Peccato che le autorità sovietiche, praticamente all'indomani della presa del potere e, in modo ancora più netto, nel momento in cui Stalin raggiunge la leadership del Partito, non credono in questa diretta comunanza e corrispondenza tra rivoluzionari de facto e rivoluzionari nel campo dell'arte: per loro i secondi sono utili soltanto come strumento dei primi, per la propagazione dell'idea rivoluzionaria e l'indottrinamento delle masse. Questo è quello che pensa l'organizzazione dello Stato Totalitario. Per questo gli artisti e i poeti sono spesso condannati per le loro opere, che non rispondono, a detta delle autorità, "ai veri valori rivoluzionari". 

Todorov è abile, abilissimo, infarcendo la narrazione anche di propri pensieri e fatti biografici (in quanto la sua famiglia lascerà la natia Bulgaria, entrata nella sfera di influenza sovietica, per la più libera e ospitale Francia), nel tratteggiare le fasi del rapporto tra artisti e rivoluzione: si passa dalla prima fase che potremmo definire di "innamoramento", ad una fase intermedie in cui s'insinua la "paura" che alle autorità non interessi più di tanto l'arte e, infine, si approda alla terza fase del "terrore". Accuse, infamie, embarghi alle pubblicazioni, processi, imprigionamenti e condanne a morte: a questo andavano incontro gli artisti che non "marciavano allineati e coperti" nella Russia di Stalin.

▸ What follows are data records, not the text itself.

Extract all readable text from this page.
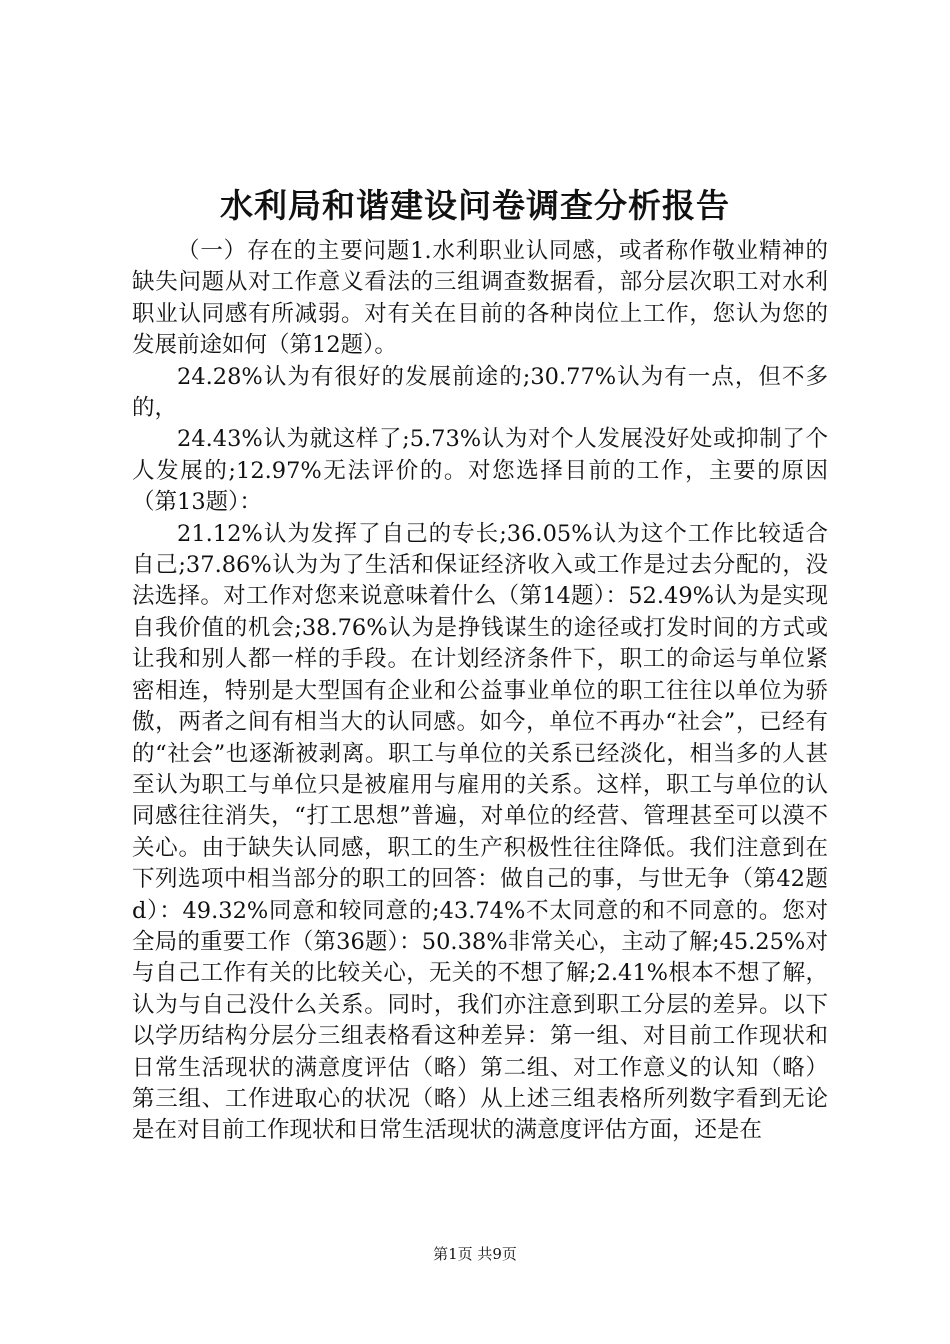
水利局和谐建设问卷调查分析报告

（一）存在的主要问题1.水利职业认同感，或者称作敬业精神的缺失问题从对工作意义看法的三组调查数据看，部分层次职工对水利职业认同感有所减弱。对有关在目前的各种岗位上工作，您认为您的发展前途如何（第12题）。

24.28%认为有很好的发展前途的;30.77%认为有一点，但不多的，

24.43%认为就这样了;5.73%认为对个人发展没好处或抑制了个人发展的;12.97%无法评价的。对您选择目前的工作，主要的原因（第13题）：

21.12%认为发挥了自己的专长;36.05%认为这个工作比较适合自己;37.86%认为为了生活和保证经济收入或工作是过去分配的，没法选择。对工作对您来说意味着什么（第14题）：52.49%认为是实现自我价值的机会;38.76%认为是挣钱谋生的途径或打发时间的方式或让我和别人都一样的手段。在计划经济条件下，职工的命运与单位紧密相连，特别是大型国有企业和公益事业单位的职工往往以单位为骄傲，两者之间有相当大的认同感。如今，单位不再办“社会”，已经有的“社会”也逐渐被剥离。职工与单位的关系已经淡化，相当多的人甚至认为职工与单位只是被雇用与雇用的关系。这样，职工与单位的认同感往往消失，“打工思想”普遍，对单位的经营、管理甚至可以漠不关心。由于缺失认同感，职工的生产积极性往往降低。我们注意到在下列选项中相当部分的职工的回答：做自己的事，与世无争（第42题d）：49.32%同意和较同意的;43.74%不太同意的和不同意的。您对全局的重要工作（第36题）：50.38%非常关心，主动了解;45.25%对与自己工作有关的比较关心，无关的不想了解;2.41%根本不想了解，认为与自己没什么关系。同时，我们亦注意到职工分层的差异。以下以学历结构分层分三组表格看这种差异：第一组、对目前工作现状和日常生活现状的满意度评估（略）第二组、对工作意义的认知（略）第三组、工作进取心的状况（略）从上述三组表格所列数字看到无论是在对目前工作现状和日常生活现状的满意度评估方面，还是在

第1页 共9页
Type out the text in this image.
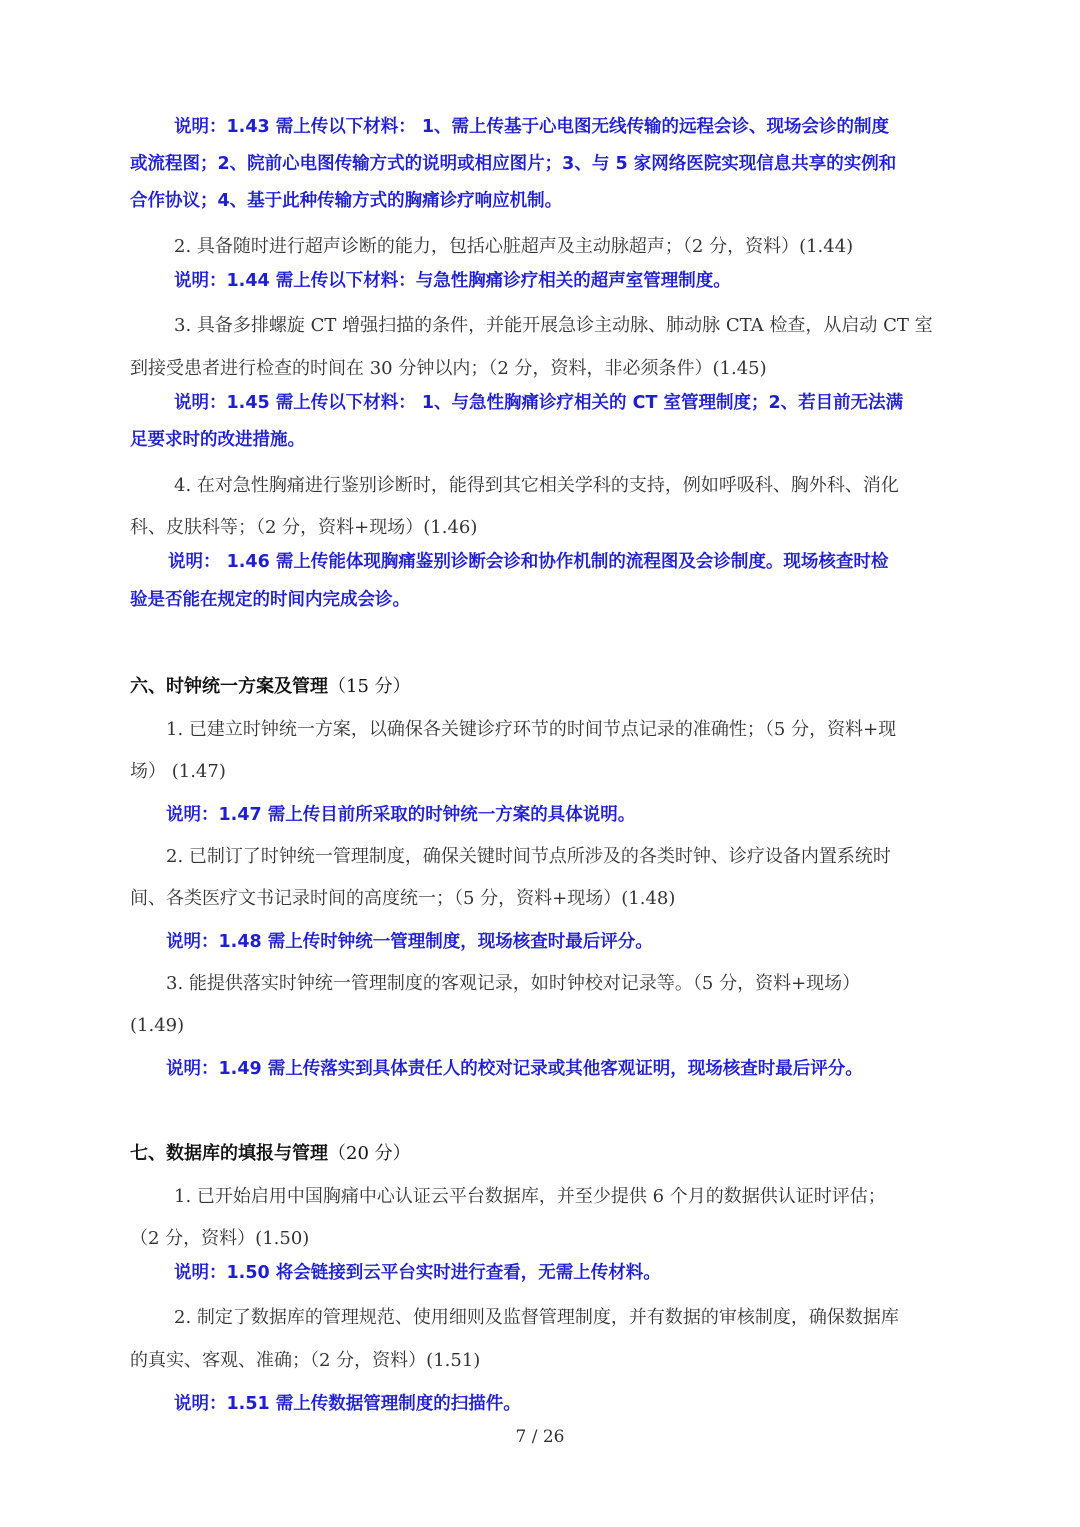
说明：1.43 需上传以下材料： 1、需上传基于心电图无线传输的远程会诊、现场会诊的制度

或流程图；2、院前心电图传输方式的说明或相应图片；3、与 5 家网络医院实现信息共享的实例和

合作协议；4、基于此种传输方式的胸痛诊疗响应机制。

2. 具备随时进行超声诊断的能力，包括心脏超声及主动脉超声；（2 分，资料）(1.44)

说明：1.44 需上传以下材料：与急性胸痛诊疗相关的超声室管理制度。

3. 具备多排螺旋 CT 增强扫描的条件，并能开展急诊主动脉、肺动脉 CTA 检查，从启动 CT 室

到接受患者进行检查的时间在 30 分钟以内；（2 分，资料，非必须条件）(1.45)

说明：1.45 需上传以下材料： 1、与急性胸痛诊疗相关的 CT 室管理制度；2、若目前无法满

足要求时的改进措施。

4. 在对急性胸痛进行鉴别诊断时，能得到其它相关学科的支持，例如呼吸科、胸外科、消化

科、皮肤科等；（2 分，资料+现场）(1.46)

说明： 1.46 需上传能体现胸痛鉴别诊断会诊和协作机制的流程图及会诊制度。现场核查时检

验是否能在规定的时间内完成会诊。

六、时钟统一方案及管理（15 分）

1. 已建立时钟统一方案，以确保各关键诊疗环节的时间节点记录的准确性；（5 分，资料+现

场） (1.47)

说明：1.47 需上传目前所采取的时钟统一方案的具体说明。

2. 已制订了时钟统一管理制度，确保关键时间节点所涉及的各类时钟、诊疗设备内置系统时

间、各类医疗文书记录时间的高度统一；（5 分，资料+现场）(1.48)

说明：1.48 需上传时钟统一管理制度，现场核查时最后评分。

3. 能提供落实时钟统一管理制度的客观记录，如时钟校对记录等。（5 分，资料+现场）

(1.49)

说明：1.49 需上传落实到具体责任人的校对记录或其他客观证明，现场核查时最后评分。

七、数据库的填报与管理（20 分）

1. 已开始启用中国胸痛中心认证云平台数据库，并至少提供 6 个月的数据供认证时评估；

（2 分，资料）(1.50)

说明：1.50 将会链接到云平台实时进行查看，无需上传材料。

2. 制定了数据库的管理规范、使用细则及监督管理制度，并有数据的审核制度，确保数据库

的真实、客观、准确；（2 分，资料）(1.51)

说明：1.51 需上传数据管理制度的扫描件。

7 / 26
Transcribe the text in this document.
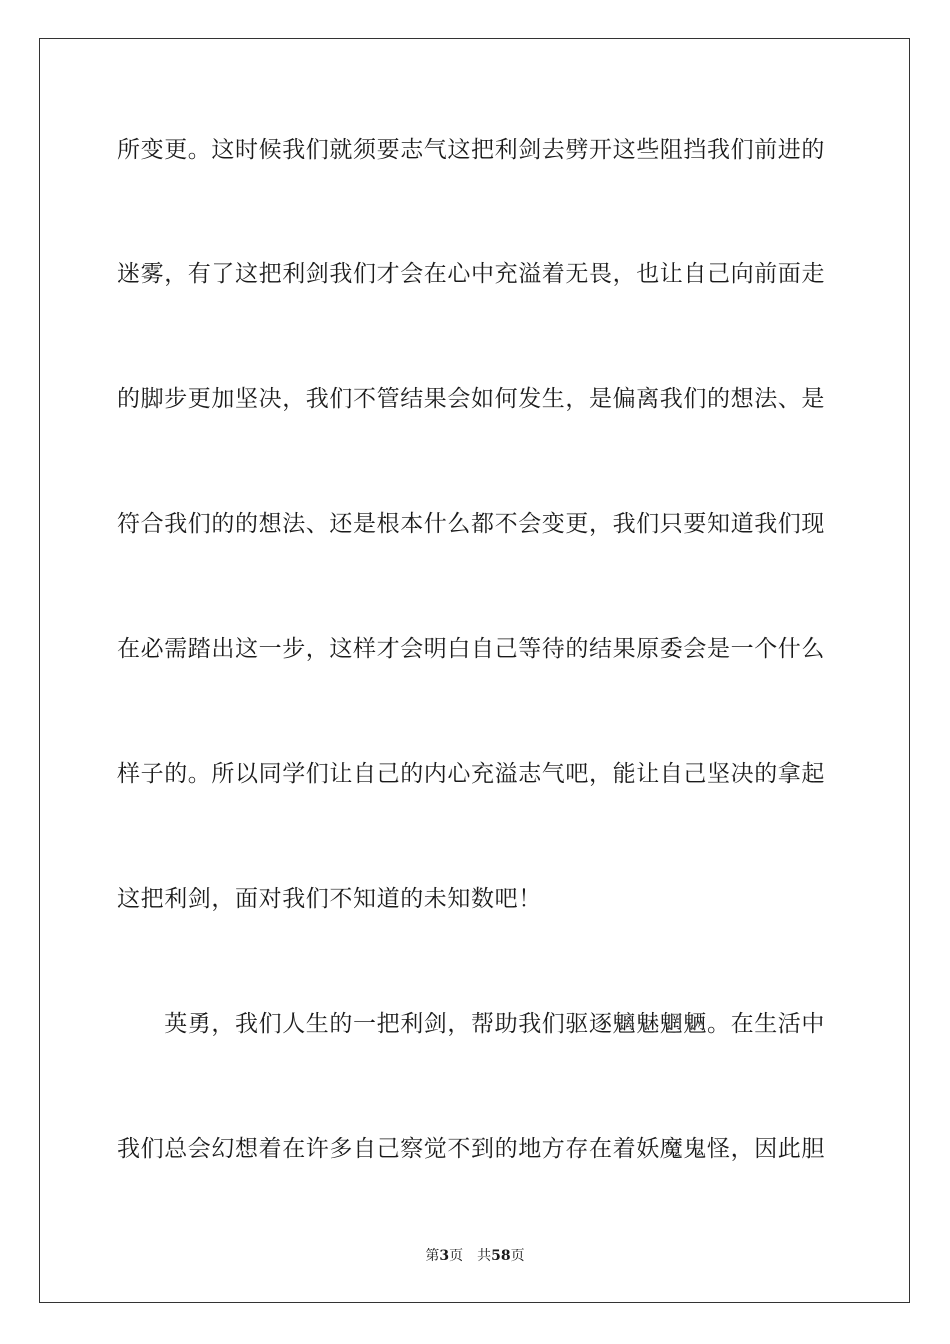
所变更。这时候我们就须要志气这把利剑去劈开这些阻挡我们前进的
迷雾，有了这把利剑我们才会在心中充溢着无畏，也让自己向前面走
的脚步更加坚决，我们不管结果会如何发生，是偏离我们的想法、是
符合我们的的想法、还是根本什么都不会变更，我们只要知道我们现
在必需踏出这一步，这样才会明白自己等待的结果原委会是一个什么
样子的。所以同学们让自己的内心充溢志气吧，能让自己坚决的拿起
这把利剑，面对我们不知道的未知数吧！
　　英勇，我们人生的一把利剑，帮助我们驱逐魑魅魍魉。在生活中
我们总会幻想着在许多自己察觉不到的地方存在着妖魔鬼怪，因此胆
第3页 共58页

Come simbolo di quest'impari lotta tra potere e arte viene scelto da Todorov Kazimir Malevič, il geniale pittore inventore del suprematismo. Il suo "caso", che occupa l'intera seconda sezione del libro, è illuminante per Todorov in quanto è l'esempio dell'individuo che va, in maniera lenta ma inesorabile, sotto la pressa del totalitarismo.
Impressionato forse dall'atteggiamento quasi religioso mostrato nei confronti dei leader all'indomani della morte di Lenin, Malevič constata l'identità di una struttura tra la religione "celeste" (il cristianesimo) e la religione "terrestre" (il comunismo), In entrambi i casi un uomo è stato deificato dopo la morte, ma questo è un tradimento del copo-profeta da parte dei discepoli e dei suoi sostenitori, tanto più sconvolgente nel caso del comunismo che Lenin voleva nemico della religione e che invece diventa esattamente una religione. (...) Il trattato di Malevič inizia con un testo sottolineato, le cui prime frasi sono: "È evidente che lo stato non può seguire una via diversa da quella della legge di Dio. Secondo il popolo, Dio è ciò che reprime ogni pensiero diverso: "Non avrai altro Dio al di fuori di me", ossia devi pensare solo a me.
Ecco allora che le parole poste in calce a questa recensione, dalla portata ancor maggiore se si pensano che, almeno a livello di volume inedito, solo le ultime del grande pensatore bulgaro, sono quanto mai profetiche. L'arte nella tempesta è il testamento di un grande intellettuale rivoluzionario nel senso più puro e meno "partitico" possibile.